Most helpful comment

Hello @ccoulombe ,
I just installed CuDF without conda and as you said dfpack and rmm are missing.

Here's my method to get it solved:

# Download dlpack from conda repo
mkdir /src/dlpack
cd /src/dlpack
wget https://anaconda.org/conda-forge/dlpack/0.2/download/linux-64/dlpack-0.2-he1b5a44_1.tar.bz2
tar xf dlpack-0.2-he1b5a44_1.tar.bz2
ln -s /src/dlpack $CUDF_HOME/cpp/thirdparty/dlpack

# Download dlpack from conda repo
mkdir /src/librmm
cd /src/librmm
wget https://anaconda.org/rapidsai-nightly/librmm/0.10.0a190925/download/linux-64/librmm-0.10.0a190925-cuda10.1_51.tar.bz2
tar xf librmm-0.10.0a190925-cuda10.1_51.tar.bz2

# Now run compilation
export DLPACK_ROOT=/src/dlpack
export RMM_ROOT=/src/librmm
cd $CUDF_HOME/cpp/build/
cmake .. -DCMAKE_INSTALL_PREFIX=/usr/local/lib/cudf/ -DCMAKE_CXX11_ABI=ON -DRMM_INCLUDE=/src/librmm/include/ -DDLPACK_INCLUDE=/src/dlpack/include/
make -j
make install

It works with:

Ubuntu 18.04
CUDA 10.1
CuDF : branch-0.10

ZuluPro on 25 Sep 2019

👍2

All 29 comments

Hello @ccoulombe ,
I just installed CuDF without conda and as you said dfpack and rmm are missing.

Here's my method to get it solved:

# Download dlpack from conda repo
mkdir /src/dlpack
cd /src/dlpack
wget https://anaconda.org/conda-forge/dlpack/0.2/download/linux-64/dlpack-0.2-he1b5a44_1.tar.bz2
tar xf dlpack-0.2-he1b5a44_1.tar.bz2
ln -s /src/dlpack $CUDF_HOME/cpp/thirdparty/dlpack

# Download dlpack from conda repo
mkdir /src/librmm
cd /src/librmm
wget https://anaconda.org/rapidsai-nightly/librmm/0.10.0a190925/download/linux-64/librmm-0.10.0a190925-cuda10.1_51.tar.bz2
tar xf librmm-0.10.0a190925-cuda10.1_51.tar.bz2

# Now run compilation
export DLPACK_ROOT=/src/dlpack
export RMM_ROOT=/src/librmm
cd $CUDF_HOME/cpp/build/
cmake .. -DCMAKE_INSTALL_PREFIX=/usr/local/lib/cudf/ -DCMAKE_CXX11_ABI=ON -DRMM_INCLUDE=/src/librmm/include/ -DDLPACK_INCLUDE=/src/dlpack/include/
make -j
make install

It works with:

Ubuntu 18.04
CUDA 10.1
CuDF : branch-0.10

ZuluPro on 25 Sep 2019

👍2

The real solution would be to add the deps as submodules as it is already done for a few deps.

I ended up building rmm manually, pointing cmake to the rmm include folder and lib, likewise for dlpack

# RMM
git clone --recurse-submodules https://github.com/rapidsai/rmm.git -b branch-0.10 && cd rmm
mkdir build && cd build
cmake .. -DCMAKE_INSTALL_PREFIX=..
make -j
make install
cd .. && export RMM_ROOT=$PWD

# DLPACK
git clone https://github.com/dmlc/dlpack.git
export DLPACK_ROOT=$PWD/dlpack

# CUDF
cmake .. -DCMAKE_CXX11_ABI=ON -DRMM_INCLUDE=$RMM_ROOT/include/ -DRMM_LIBRARY=$RMM_ROOT/lib/librmm.so -DDLPACK_INCLUDE=$DLPACK_ROOT/include

But then it fails with a truncated option nvcc fatal : Unknown option 'Wl,--whole-archive'. The option is -Wl,--whole-archive.
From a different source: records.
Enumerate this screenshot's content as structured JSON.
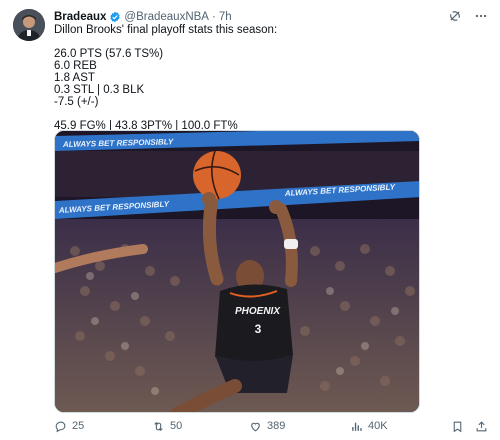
{
  "author": {
    "display_name": "Bradeaux",
    "handle": "@BradeauxNBA",
    "separator": "·",
    "time": "7h"
  },
  "tweet": {
    "intro": "Dillon Brooks' final playoff stats this season:",
    "stats": [
      "26.0 PTS (57.6 TS%)",
      "6.0 REB",
      "1.8 AST",
      "0.3 STL | 0.3 BLK",
      "-7.5 (+/-)"
    ],
    "shooting": "45.9 FG% | 43.8 3PT% | 100.0 FT%"
  },
  "media": {
    "banner_text_1": "ALWAYS BET RESPONSIBLY",
    "banner_text_2": "ALWAYS BET RESPONSIBLY",
    "banner_text_3": "ALWAYS BET RESPONSIBLY",
    "jersey_team": "PHOENIX",
    "jersey_number": "3"
  },
  "actions": {
    "replies": "25",
    "reposts": "50",
    "likes": "389",
    "views": "40K"
  },
  "colors": {
    "accent": "#1d9bf0",
    "secondary_text": "#536471",
    "primary_text": "#0f1419",
    "jersey": "#1a1a1f",
    "jersey_trim": "#e56020"
  },
  "icons": {
    "verified": "verified-badge-icon",
    "grok": "grok-icon",
    "more": "more-icon",
    "reply": "reply-icon",
    "repost": "repost-icon",
    "like": "like-icon",
    "views": "views-icon",
    "bookmark": "bookmark-icon",
    "share": "share-icon"
  }
}
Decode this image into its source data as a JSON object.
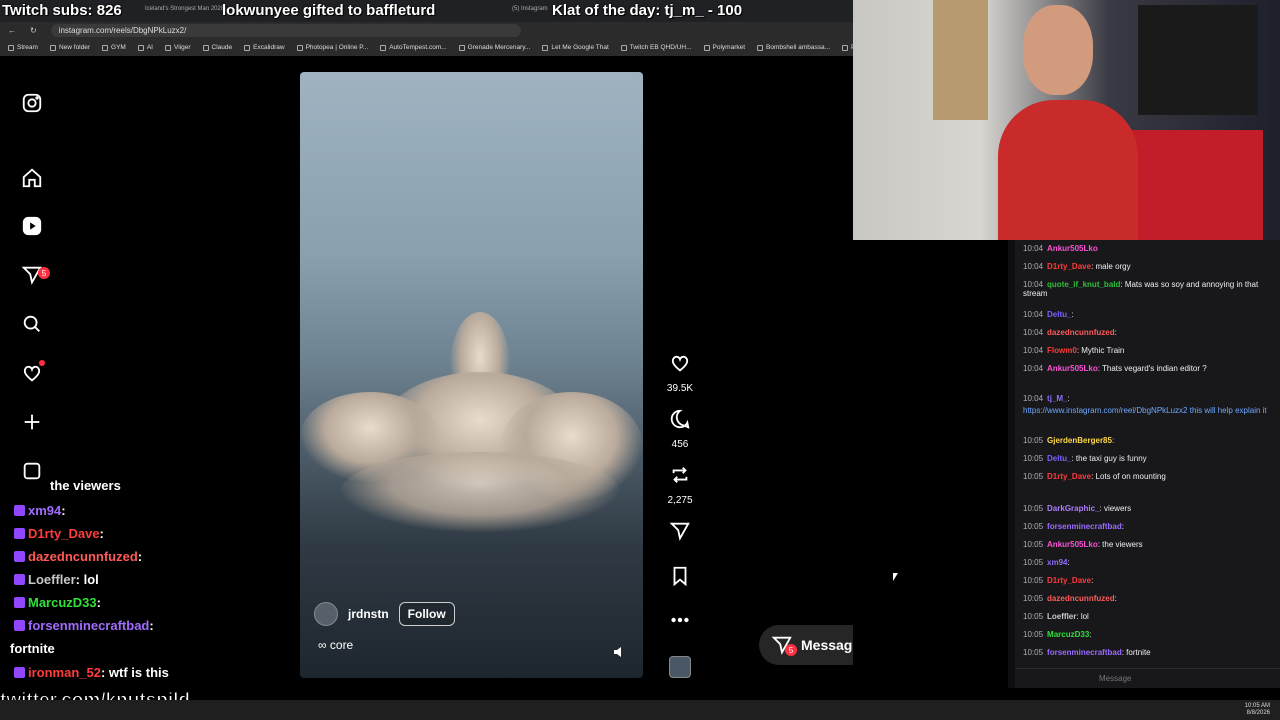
{
  "overlay_top": {
    "subs": "Twitch subs: 826",
    "gift": "lokwunyee gifted to baffleturd",
    "klat": "Klat of the day: tj_m_ - 100",
    "tab1": "Iceland's Strongest Man 2028",
    "tab2": "(5) Instagram"
  },
  "browser": {
    "url": "instagram.com/reels/DbgNPkLuzx2/",
    "bookmarks": [
      "Stream",
      "New folder",
      "GYM",
      "AI",
      "Viiger",
      "Claude",
      "Excalidraw",
      "Photopea | Online P...",
      "AutoTempest.com...",
      "Grenade Mercenary...",
      "Let Me Google That",
      "Twitch EB QHD/UH...",
      "Polymarket",
      "Bombshell ambassa...",
      "ProChat - The"
    ]
  },
  "instagram": {
    "sidebar": {
      "messages_badge": "5"
    },
    "reel": {
      "username": "jrdnstn",
      "follow_label": "Follow",
      "audio": "∞ core"
    },
    "actions": {
      "likes": "39.5K",
      "comments": "456",
      "reposts": "2,275"
    },
    "messages_bar": {
      "label": "Messages",
      "badge": "5"
    }
  },
  "twitch_chat": [
    {
      "time": "10:04",
      "user": "Ankur505Lko",
      "color": "#ff4fd8",
      "msg": ""
    },
    {
      "time": "10:04",
      "user": "D1rty_Dave",
      "color": "#ff3b3b",
      "msg": ": male orgy"
    },
    {
      "time": "10:04",
      "user": "quote_if_knut_bald",
      "color": "#2fbf3a",
      "msg": ": Mats was so soy and annoying in that stream"
    },
    {
      "time": "10:04",
      "user": "Deltu_",
      "color": "#7b61ff",
      "msg": ":"
    },
    {
      "time": "10:04",
      "user": "dazedncunnfuzed",
      "color": "#ff5a5a",
      "msg": ":"
    },
    {
      "time": "10:04",
      "user": "Flowm0",
      "color": "#ff3b3b",
      "msg": ": Mythic Train"
    },
    {
      "time": "10:04",
      "user": "Ankur505Lko",
      "color": "#ff4fd8",
      "msg": ": Thats vegard's indian editor ?"
    },
    {
      "time": "10:04",
      "user": "tj_M_",
      "color": "#8f6bff",
      "msg": ":"
    },
    {
      "time": "",
      "user": "",
      "color": "#6fa8ff",
      "msg": "https://www.instagram.com/reel/DbgNPkLuzx2 this will help explain it"
    },
    {
      "time": "10:05",
      "user": "GjerdenBerger85",
      "color": "#ffd84a",
      "msg": ":"
    },
    {
      "time": "10:05",
      "user": "Deltu_",
      "color": "#7b61ff",
      "msg": ": the taxi guy is funny"
    },
    {
      "time": "10:05",
      "user": "D1rty_Dave",
      "color": "#ff3b3b",
      "msg": ": Lots of  on  mounting"
    },
    {
      "time": "10:05",
      "user": "DarkGraphic_",
      "color": "#b07bff",
      "msg": ": viewers"
    },
    {
      "time": "10:05",
      "user": "forsenminecraftbad",
      "color": "#9b6bff",
      "msg": ":"
    },
    {
      "time": "10:05",
      "user": "Ankur505Lko",
      "color": "#ff4fd8",
      "msg": ": the viewers"
    },
    {
      "time": "10:05",
      "user": "xm94",
      "color": "#8f6bff",
      "msg": ":"
    },
    {
      "time": "10:05",
      "user": "D1rty_Dave",
      "color": "#ff3b3b",
      "msg": ":"
    },
    {
      "time": "10:05",
      "user": "dazedncunnfuzed",
      "color": "#ff5a5a",
      "msg": ":"
    },
    {
      "time": "10:05",
      "user": "Loeffler",
      "color": "#c8c8c8",
      "msg": ": lol"
    },
    {
      "time": "10:05",
      "user": "MarcuzD33",
      "color": "#2fe03a",
      "msg": ":"
    },
    {
      "time": "10:05",
      "user": "forsenminecraftbad",
      "color": "#9b6bff",
      "msg": ": fortnite"
    }
  ],
  "chat_input_placeholder": "Message",
  "overlay_chat": [
    {
      "user": "",
      "color": "#fff",
      "msg": "the viewers"
    },
    {
      "user": "xm94",
      "color": "#a06bff",
      "msg": ":"
    },
    {
      "user": "D1rty_Dave",
      "color": "#ff3b3b",
      "msg": ":"
    },
    {
      "user": "dazedncunnfuzed",
      "color": "#ff5a5a",
      "msg": ":"
    },
    {
      "user": "Loeffler",
      "color": "#c8c8c8",
      "msg": ": lol"
    },
    {
      "user": "MarcuzD33",
      "color": "#2fe03a",
      "msg": ":"
    },
    {
      "user": "forsenminecraftbad",
      "color": "#a06bff",
      "msg": ":"
    },
    {
      "user": "",
      "color": "#fff",
      "msg": "fortnite"
    },
    {
      "user": "ironman_52",
      "color": "#ff3b3b",
      "msg": ": wtf is this"
    }
  ],
  "twitter_handle": "twitter.com/knutspild",
  "tray": {
    "time": "10:05 AM",
    "date": "8/8/2026"
  }
}
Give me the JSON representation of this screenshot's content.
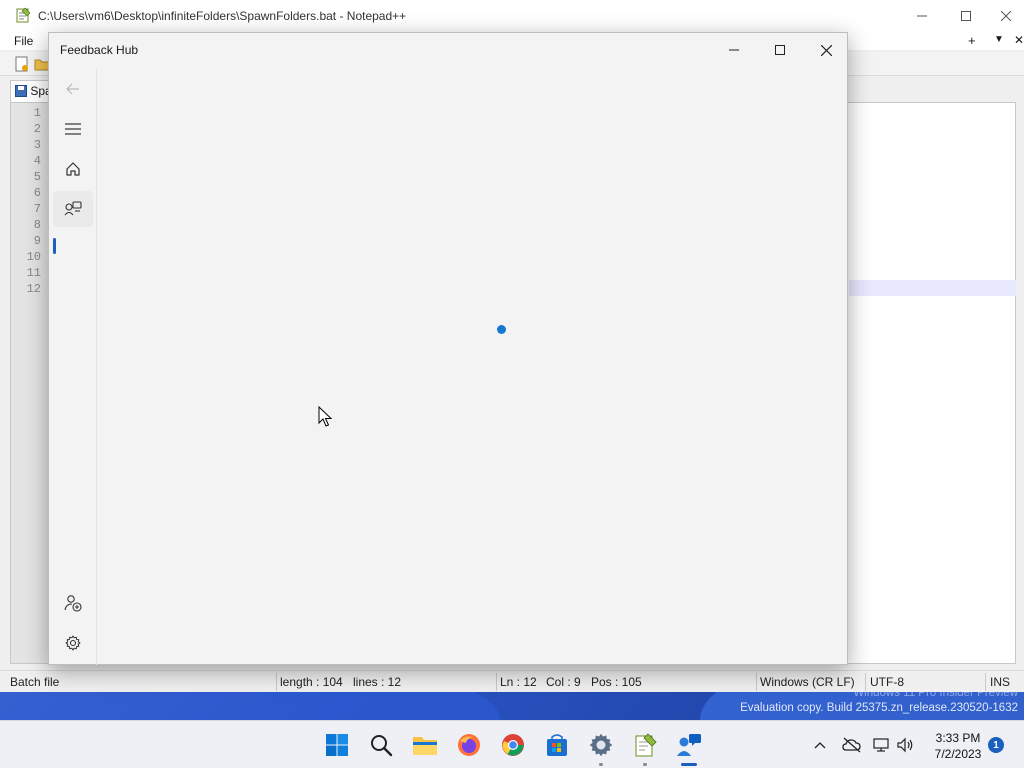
{
  "notepad": {
    "title": "C:\\Users\\vm6\\Desktop\\infiniteFolders\\SpawnFolders.bat - Notepad++",
    "menu_file": "File",
    "tab_label": "Spa",
    "line_numbers": [
      "1",
      "2",
      "3",
      "4",
      "5",
      "6",
      "7",
      "8",
      "9",
      "10",
      "11",
      "12"
    ],
    "status": {
      "file_type": "Batch file",
      "length": "length : 104",
      "lines": "lines : 12",
      "ln": "Ln : 12",
      "col": "Col : 9",
      "pos": "Pos : 105",
      "eol": "Windows (CR LF)",
      "encoding": "UTF-8",
      "mode": "INS"
    },
    "menubar_plus": "+",
    "menubar_down": "▼",
    "menubar_close": "✕"
  },
  "feedback_hub": {
    "title": "Feedback Hub",
    "nav": {
      "back": "back-arrow-icon",
      "menu": "hamburger-icon",
      "home": "home-icon",
      "feedback": "feedback-icon",
      "add_account": "add-account-icon",
      "settings": "gear-icon"
    },
    "accent": "#1677d2"
  },
  "desktop": {
    "watermark_line1": "Windows 11 Pro Insider Preview",
    "watermark_line2": "Evaluation copy. Build 25375.zn_release.230520-1632"
  },
  "taskbar": {
    "apps": [
      "start",
      "search",
      "file-explorer",
      "firefox",
      "chrome",
      "microsoft-store",
      "settings",
      "notepad-plus-plus",
      "feedback-hub"
    ],
    "time": "3:33 PM",
    "date": "7/2/2023",
    "notification_count": "1",
    "accent": "#1b5fbf"
  }
}
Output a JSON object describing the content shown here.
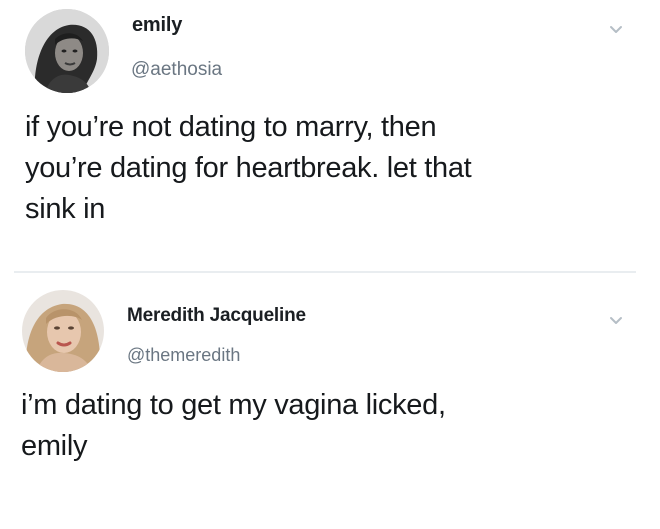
{
  "tweets": [
    {
      "name": "emily",
      "handle": "@aethosia",
      "text_lines": [
        "if you’re not dating to marry, then",
        "you’re dating for heartbreak. let that",
        "sink in"
      ]
    },
    {
      "name": "Meredith Jacqueline",
      "handle": "@themeredith",
      "text_lines": [
        "i’m dating to get my vagina licked,",
        "emily"
      ]
    }
  ],
  "icons": {
    "menu": "chevron-down-icon",
    "avatar": "avatar"
  },
  "colors": {
    "name": "#1b1f23",
    "handle": "#6a7682",
    "text": "#16191c",
    "chevron": "#b5bec6",
    "divider": "#e9edf0"
  }
}
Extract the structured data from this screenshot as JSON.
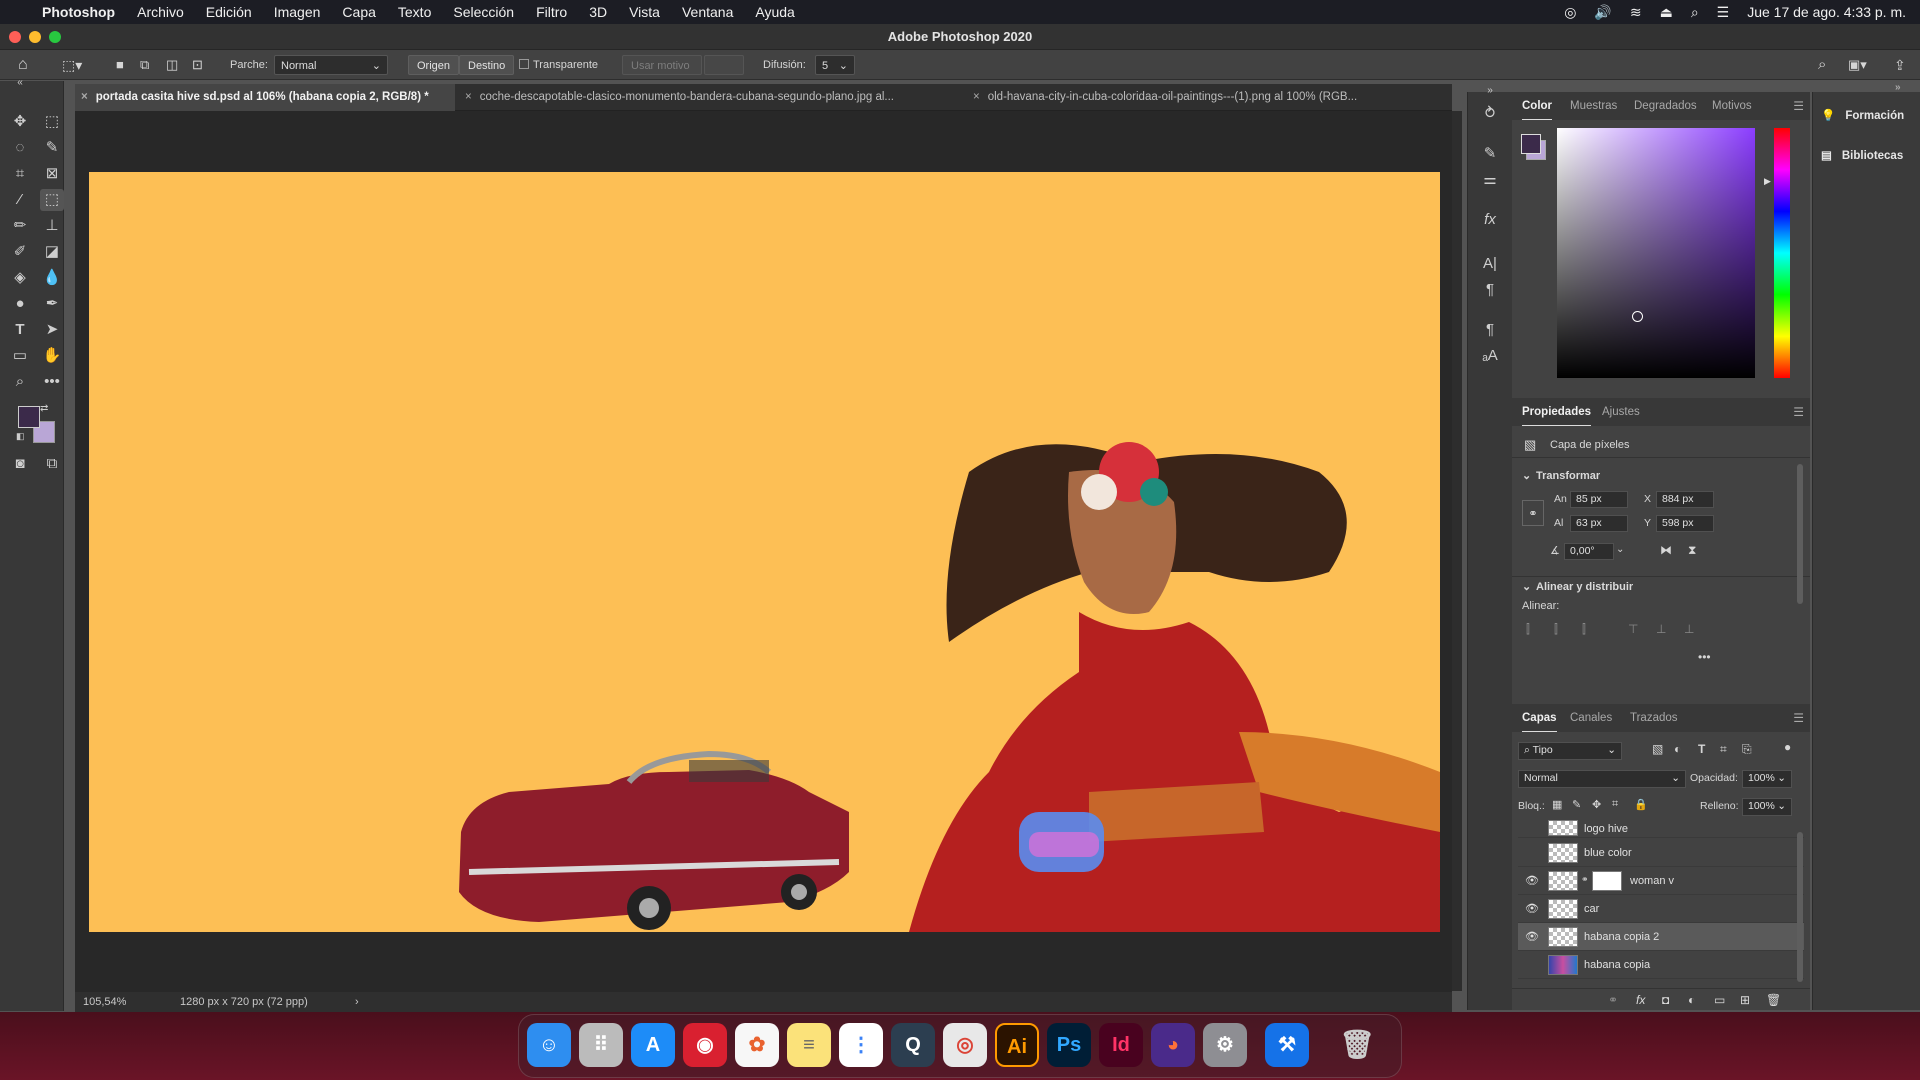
{
  "menubar": {
    "app": "Photoshop",
    "items": [
      "Archivo",
      "Edición",
      "Imagen",
      "Capa",
      "Texto",
      "Selección",
      "Filtro",
      "3D",
      "Vista",
      "Ventana",
      "Ayuda"
    ],
    "datetime": "Jue 17 de ago.  4:33 p. m."
  },
  "window": {
    "title": "Adobe Photoshop 2020"
  },
  "options": {
    "parche_label": "Parche:",
    "parche_value": "Normal",
    "origen": "Origen",
    "destino": "Destino",
    "transparente": "Transparente",
    "usar_motivo": "Usar motivo",
    "difusion_label": "Difusión:",
    "difusion_value": "5"
  },
  "tabs": [
    "portada  casita hive sd.psd al 106% (habana copia 2, RGB/8) *",
    "coche-descapotable-clasico-monumento-bandera-cubana-segundo-plano.jpg al...",
    "old-havana-city-in-cuba-coloridaa-oil-paintings---(1).png al 100% (RGB..."
  ],
  "status": {
    "zoom": "105,54%",
    "doc_size": "1280 px x 720 px (72 ppp)"
  },
  "color_panel": {
    "tabs": [
      "Color",
      "Muestras",
      "Degradados",
      "Motivos"
    ],
    "fg_color": "#3b2a4a",
    "bg_color": "#b9a6d6",
    "picker_hue": "#8b3dff"
  },
  "properties": {
    "tabs": [
      "Propiedades",
      "Ajustes"
    ],
    "layer_type": "Capa de píxeles",
    "transform_title": "Transformar",
    "an_label": "An",
    "an_value": "85 px",
    "x_label": "X",
    "x_value": "884 px",
    "al_label": "Al",
    "al_value": "63 px",
    "y_label": "Y",
    "y_value": "598 px",
    "angle_value": "0,00°",
    "align_title": "Alinear y distribuir",
    "align_label": "Alinear:"
  },
  "layers_panel": {
    "tabs": [
      "Capas",
      "Canales",
      "Trazados"
    ],
    "filter": "Tipo",
    "blend": "Normal",
    "opacity_label": "Opacidad:",
    "opacity_value": "100%",
    "lock_label": "Bloq.:",
    "fill_label": "Relleno:",
    "fill_value": "100%",
    "layers": [
      {
        "name": "logo hive",
        "visible": false,
        "selected": false
      },
      {
        "name": "blue color",
        "visible": false,
        "selected": false
      },
      {
        "name": "woman v",
        "visible": true,
        "selected": false
      },
      {
        "name": "car",
        "visible": true,
        "selected": false
      },
      {
        "name": "habana copia 2",
        "visible": true,
        "selected": true
      },
      {
        "name": "habana copia",
        "visible": false,
        "selected": false
      }
    ]
  },
  "far_right": {
    "formacion": "Formación",
    "bibliotecas": "Bibliotecas"
  },
  "canvas": {
    "background": "#fdbf55"
  },
  "dock": {
    "apps": [
      "finder",
      "launchpad",
      "app-store",
      "photo-booth",
      "photos",
      "notes",
      "reminders",
      "quicktime",
      "chrome",
      "Ai",
      "Ps",
      "Id",
      "firefox",
      "system-settings",
      "xcode",
      "trash"
    ]
  }
}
Seems related to cmake...still investigating.

ccoulombe on 13 Nov 2019

You should be able to install dlpack similar to RMM (if you want) and then both will be found as part of the system prefix. The --whole-archive option I believe is from building the Arrow CUDA extensions as a static lib and linking all of the symbols into libcudf (for use by Cython). If you have a log from the build failure I may be able to better help troubleshoot this.

kkraus14 on 13 Nov 2019

The real solution would be to add the deps as submodules as it is already done for a few deps.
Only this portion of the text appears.